The Israeli author Shmuel Yoseph Agnon (1888-1970) is noted for his folkloric yet sophisticated novels. He received the Nobel Prize for literature in 1966.
Shmuel Yoseph Agnon
On July 17, 1888, S. Y. Agnon was born Shmuel Yoseph Czaczkes in the town of Buszacz, Eastern Galicia (then part of Austro-Hungary). His father was descended from a long line of Talmudic scholars. The young Shmuel's studies encompassed the whole gamut of Jewish writings: the Bible, Talmudic and Midrashic lore, medieval philosophical treatises, rabbinic writings, and Hasidic tales.
As a youth of 15, Shmuel began to publish his stories and poems in Hebrew and Yiddish. In 1908 he arrived in Palestine, where young halutzim (pioneers) were establishing the base for a Jewish state. There he assumed the name of Agnon, and his fame as an original and colorful novelist began to spread. Dwelling chiefly on Hasidic folklore and legend, his tales captured the spirit and flavor of a way of life deeply rooted in Jewish tradition.
From 1913 to 1924 Agnon lived in Germany, where he married Esther Marks. They later had a son and a daughter. While in Germany, he collaborated with Martin Buber on a book of Hasidic tales. In 1924 he returned to Palestine and settled in Jerusalem, a city to which he always remained deeply attached.
Agnon's works mirror Jewish life from the 18th century to the present. In The Bridal Canopy (1931) he unfolds a picaresque tale of a pious man, Reb Yudel Hasid, who travels throughout town and village to solicit dowries for his three marriageable daughters. This work is set in a world bygone, anchored in faith and governed by a benevolent providence. This seemingly simple, pietistic way of life is also reflected in a shorter novel, In the Heart of the Seas (1935), which tells of the journey of a group of Hasidim to the land of their ancestors in the early 19th century.

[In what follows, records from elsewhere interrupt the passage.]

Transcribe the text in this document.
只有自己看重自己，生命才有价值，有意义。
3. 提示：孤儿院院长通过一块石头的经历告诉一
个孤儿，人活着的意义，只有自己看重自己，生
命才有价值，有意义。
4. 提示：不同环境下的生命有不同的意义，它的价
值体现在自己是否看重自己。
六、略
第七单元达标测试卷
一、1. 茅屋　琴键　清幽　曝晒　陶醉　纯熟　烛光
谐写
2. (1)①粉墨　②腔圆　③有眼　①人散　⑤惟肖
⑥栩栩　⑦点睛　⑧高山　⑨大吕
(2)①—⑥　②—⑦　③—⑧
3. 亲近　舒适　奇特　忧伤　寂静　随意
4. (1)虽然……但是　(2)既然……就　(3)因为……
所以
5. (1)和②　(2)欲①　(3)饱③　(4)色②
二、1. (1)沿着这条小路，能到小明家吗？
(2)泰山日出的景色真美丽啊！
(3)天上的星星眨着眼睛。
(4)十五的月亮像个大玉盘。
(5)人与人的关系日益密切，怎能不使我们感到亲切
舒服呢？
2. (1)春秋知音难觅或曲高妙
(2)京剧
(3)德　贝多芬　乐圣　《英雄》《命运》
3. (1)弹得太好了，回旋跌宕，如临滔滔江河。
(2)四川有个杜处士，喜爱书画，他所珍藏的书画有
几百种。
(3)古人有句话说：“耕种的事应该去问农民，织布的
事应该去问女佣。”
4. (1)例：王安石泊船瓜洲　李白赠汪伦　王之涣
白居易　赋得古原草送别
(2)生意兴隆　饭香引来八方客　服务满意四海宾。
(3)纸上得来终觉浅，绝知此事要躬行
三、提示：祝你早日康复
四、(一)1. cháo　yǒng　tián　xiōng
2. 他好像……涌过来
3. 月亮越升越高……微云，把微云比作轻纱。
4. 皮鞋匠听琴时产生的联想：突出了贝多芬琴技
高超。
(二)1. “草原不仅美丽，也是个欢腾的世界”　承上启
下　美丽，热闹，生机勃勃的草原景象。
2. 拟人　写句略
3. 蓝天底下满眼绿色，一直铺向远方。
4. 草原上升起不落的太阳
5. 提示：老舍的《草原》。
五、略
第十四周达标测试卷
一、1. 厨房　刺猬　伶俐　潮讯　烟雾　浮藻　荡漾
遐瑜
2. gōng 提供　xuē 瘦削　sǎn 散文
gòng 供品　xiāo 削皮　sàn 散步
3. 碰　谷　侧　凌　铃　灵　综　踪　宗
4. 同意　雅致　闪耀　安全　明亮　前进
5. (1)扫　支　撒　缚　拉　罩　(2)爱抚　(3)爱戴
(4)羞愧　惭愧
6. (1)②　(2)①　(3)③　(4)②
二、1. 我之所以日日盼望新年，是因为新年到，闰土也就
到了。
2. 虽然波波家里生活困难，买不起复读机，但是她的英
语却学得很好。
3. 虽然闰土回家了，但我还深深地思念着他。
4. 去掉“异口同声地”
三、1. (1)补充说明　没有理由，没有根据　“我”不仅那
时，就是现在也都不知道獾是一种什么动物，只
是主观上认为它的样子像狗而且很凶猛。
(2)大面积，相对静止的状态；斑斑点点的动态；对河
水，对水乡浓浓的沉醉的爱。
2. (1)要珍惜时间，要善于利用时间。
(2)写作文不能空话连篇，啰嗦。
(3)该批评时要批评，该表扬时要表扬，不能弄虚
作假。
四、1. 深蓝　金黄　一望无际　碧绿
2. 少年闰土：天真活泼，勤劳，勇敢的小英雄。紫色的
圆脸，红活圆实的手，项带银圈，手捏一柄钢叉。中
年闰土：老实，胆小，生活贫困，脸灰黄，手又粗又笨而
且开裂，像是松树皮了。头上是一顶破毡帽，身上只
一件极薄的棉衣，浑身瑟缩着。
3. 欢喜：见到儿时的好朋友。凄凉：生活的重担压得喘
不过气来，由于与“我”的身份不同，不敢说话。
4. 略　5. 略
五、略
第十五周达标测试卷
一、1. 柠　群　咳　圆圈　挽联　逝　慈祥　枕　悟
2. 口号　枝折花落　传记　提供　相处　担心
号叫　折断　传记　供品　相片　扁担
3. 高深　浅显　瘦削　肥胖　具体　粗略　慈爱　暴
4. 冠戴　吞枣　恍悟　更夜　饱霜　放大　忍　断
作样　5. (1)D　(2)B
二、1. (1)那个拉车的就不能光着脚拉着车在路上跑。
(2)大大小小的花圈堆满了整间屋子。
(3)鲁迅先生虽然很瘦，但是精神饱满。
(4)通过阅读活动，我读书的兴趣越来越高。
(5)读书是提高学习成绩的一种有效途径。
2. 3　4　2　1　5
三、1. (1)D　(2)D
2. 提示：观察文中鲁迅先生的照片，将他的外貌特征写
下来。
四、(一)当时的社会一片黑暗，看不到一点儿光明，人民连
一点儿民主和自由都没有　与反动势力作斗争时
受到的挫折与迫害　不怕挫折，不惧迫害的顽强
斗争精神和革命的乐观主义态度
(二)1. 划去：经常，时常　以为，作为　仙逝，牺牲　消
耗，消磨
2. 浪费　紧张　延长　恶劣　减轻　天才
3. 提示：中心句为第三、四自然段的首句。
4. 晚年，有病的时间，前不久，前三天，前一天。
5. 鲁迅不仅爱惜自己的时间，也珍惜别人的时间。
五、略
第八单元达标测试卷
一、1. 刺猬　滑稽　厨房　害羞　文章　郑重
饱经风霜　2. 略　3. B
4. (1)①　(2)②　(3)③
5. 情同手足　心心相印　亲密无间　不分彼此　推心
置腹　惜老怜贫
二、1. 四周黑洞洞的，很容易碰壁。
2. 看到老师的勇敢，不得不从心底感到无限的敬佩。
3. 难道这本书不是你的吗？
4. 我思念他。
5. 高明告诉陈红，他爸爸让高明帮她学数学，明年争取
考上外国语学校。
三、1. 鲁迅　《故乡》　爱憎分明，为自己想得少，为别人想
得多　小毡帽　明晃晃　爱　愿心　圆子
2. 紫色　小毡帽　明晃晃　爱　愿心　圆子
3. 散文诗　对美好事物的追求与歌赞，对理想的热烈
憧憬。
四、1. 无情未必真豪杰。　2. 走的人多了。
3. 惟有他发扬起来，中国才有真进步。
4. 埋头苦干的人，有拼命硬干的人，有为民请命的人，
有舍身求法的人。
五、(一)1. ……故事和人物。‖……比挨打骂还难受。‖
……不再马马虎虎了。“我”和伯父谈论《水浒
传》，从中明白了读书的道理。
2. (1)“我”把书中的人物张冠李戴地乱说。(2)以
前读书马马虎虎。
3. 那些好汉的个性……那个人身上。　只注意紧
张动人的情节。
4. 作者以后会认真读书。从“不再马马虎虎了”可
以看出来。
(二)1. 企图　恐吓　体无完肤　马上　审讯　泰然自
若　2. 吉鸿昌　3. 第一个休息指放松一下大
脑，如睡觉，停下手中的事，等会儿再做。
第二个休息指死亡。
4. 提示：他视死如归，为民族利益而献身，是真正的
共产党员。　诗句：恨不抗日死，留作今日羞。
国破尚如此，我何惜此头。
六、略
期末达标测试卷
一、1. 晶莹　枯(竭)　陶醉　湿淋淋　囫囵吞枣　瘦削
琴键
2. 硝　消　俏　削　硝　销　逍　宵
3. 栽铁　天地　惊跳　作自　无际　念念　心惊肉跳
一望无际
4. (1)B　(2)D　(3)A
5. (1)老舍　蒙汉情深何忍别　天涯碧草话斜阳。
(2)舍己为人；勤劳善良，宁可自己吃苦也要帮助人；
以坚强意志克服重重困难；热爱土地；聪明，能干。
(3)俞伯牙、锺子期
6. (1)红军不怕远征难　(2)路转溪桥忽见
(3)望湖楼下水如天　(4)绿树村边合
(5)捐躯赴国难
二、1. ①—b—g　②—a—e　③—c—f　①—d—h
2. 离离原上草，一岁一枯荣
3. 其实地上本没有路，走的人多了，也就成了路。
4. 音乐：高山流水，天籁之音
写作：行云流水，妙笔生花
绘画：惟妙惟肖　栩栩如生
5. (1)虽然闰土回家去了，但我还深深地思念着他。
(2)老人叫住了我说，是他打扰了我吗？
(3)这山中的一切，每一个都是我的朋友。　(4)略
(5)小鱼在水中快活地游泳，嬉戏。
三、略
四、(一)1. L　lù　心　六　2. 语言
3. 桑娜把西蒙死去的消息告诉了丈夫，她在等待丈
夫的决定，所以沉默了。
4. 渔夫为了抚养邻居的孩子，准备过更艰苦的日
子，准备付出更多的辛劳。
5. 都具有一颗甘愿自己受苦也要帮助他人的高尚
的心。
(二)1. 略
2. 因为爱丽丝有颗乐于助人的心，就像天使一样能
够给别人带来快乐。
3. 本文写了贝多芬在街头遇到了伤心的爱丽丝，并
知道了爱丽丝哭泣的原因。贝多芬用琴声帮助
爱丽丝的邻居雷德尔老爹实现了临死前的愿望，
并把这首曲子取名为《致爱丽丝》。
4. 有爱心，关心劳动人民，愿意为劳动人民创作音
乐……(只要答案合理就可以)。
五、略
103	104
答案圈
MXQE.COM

In A Simple Story (1935) and A Guest for the Night (1939) the reader is ushered into the 20th century with its new and threatening forces. A Guest for the Night is based on Agnon's journey to his birthplace in the mid-1930s. World War I has shattered the old faith and traditions and on the horizon looms the still greater menace of World War II. Yesteryear (1945) is based on Agnon's experiences in Palestine before World War I. The protagonist of the novel, Yitzhak Kumer, is a somewhat weak, naive, and simple pioneer in search of self-fulfillment but overwhelmed by problems. The work tells the deeply moving story of characters struggling to turn an age-old dream into reality.
In the last decades of his life, stirred by the atrocities of World War II, Agnon infused new currents and nuances into his writings. His stories became more symbolic and took on a Kafkaesque quality. In Betrothed, A Whole Loaf, and Edo and Enam, Agnon appears as a master of enigma. The settings of these later works are often phantasmagoric, and the plots are frequently parables of the vicissitudes of modern life. Through Midrashic and mystic allusions, Agnon provides the key for deciphering the hidden meanings of these later tales.
S. Y. Agnon died on Feb. 17, 1970, and was buried on the Mount of Olives with great honors.
Further Reading on Shmuel Yoseph Agnon
Two major works on Agnon are Arnold J. Band, Nostalgia and Nightmare: A Study in the Fiction of S. Y. Agnon (1968), a biographical as well as critical study, and Baruch Hochman, The Fiction of S. Y. Agnon (1970), an evaluation of Agnon's works against historical and literary backgrounds.
Additional Biography Sources
Fisch, Harold, S. Y. Agnon, New York: F. Ungar Pub. Co., 1975.
Shaked, Gershon, Shmuel Yosef Agnon: a revolutionary traditionalist, New York: New York University Press, 1989.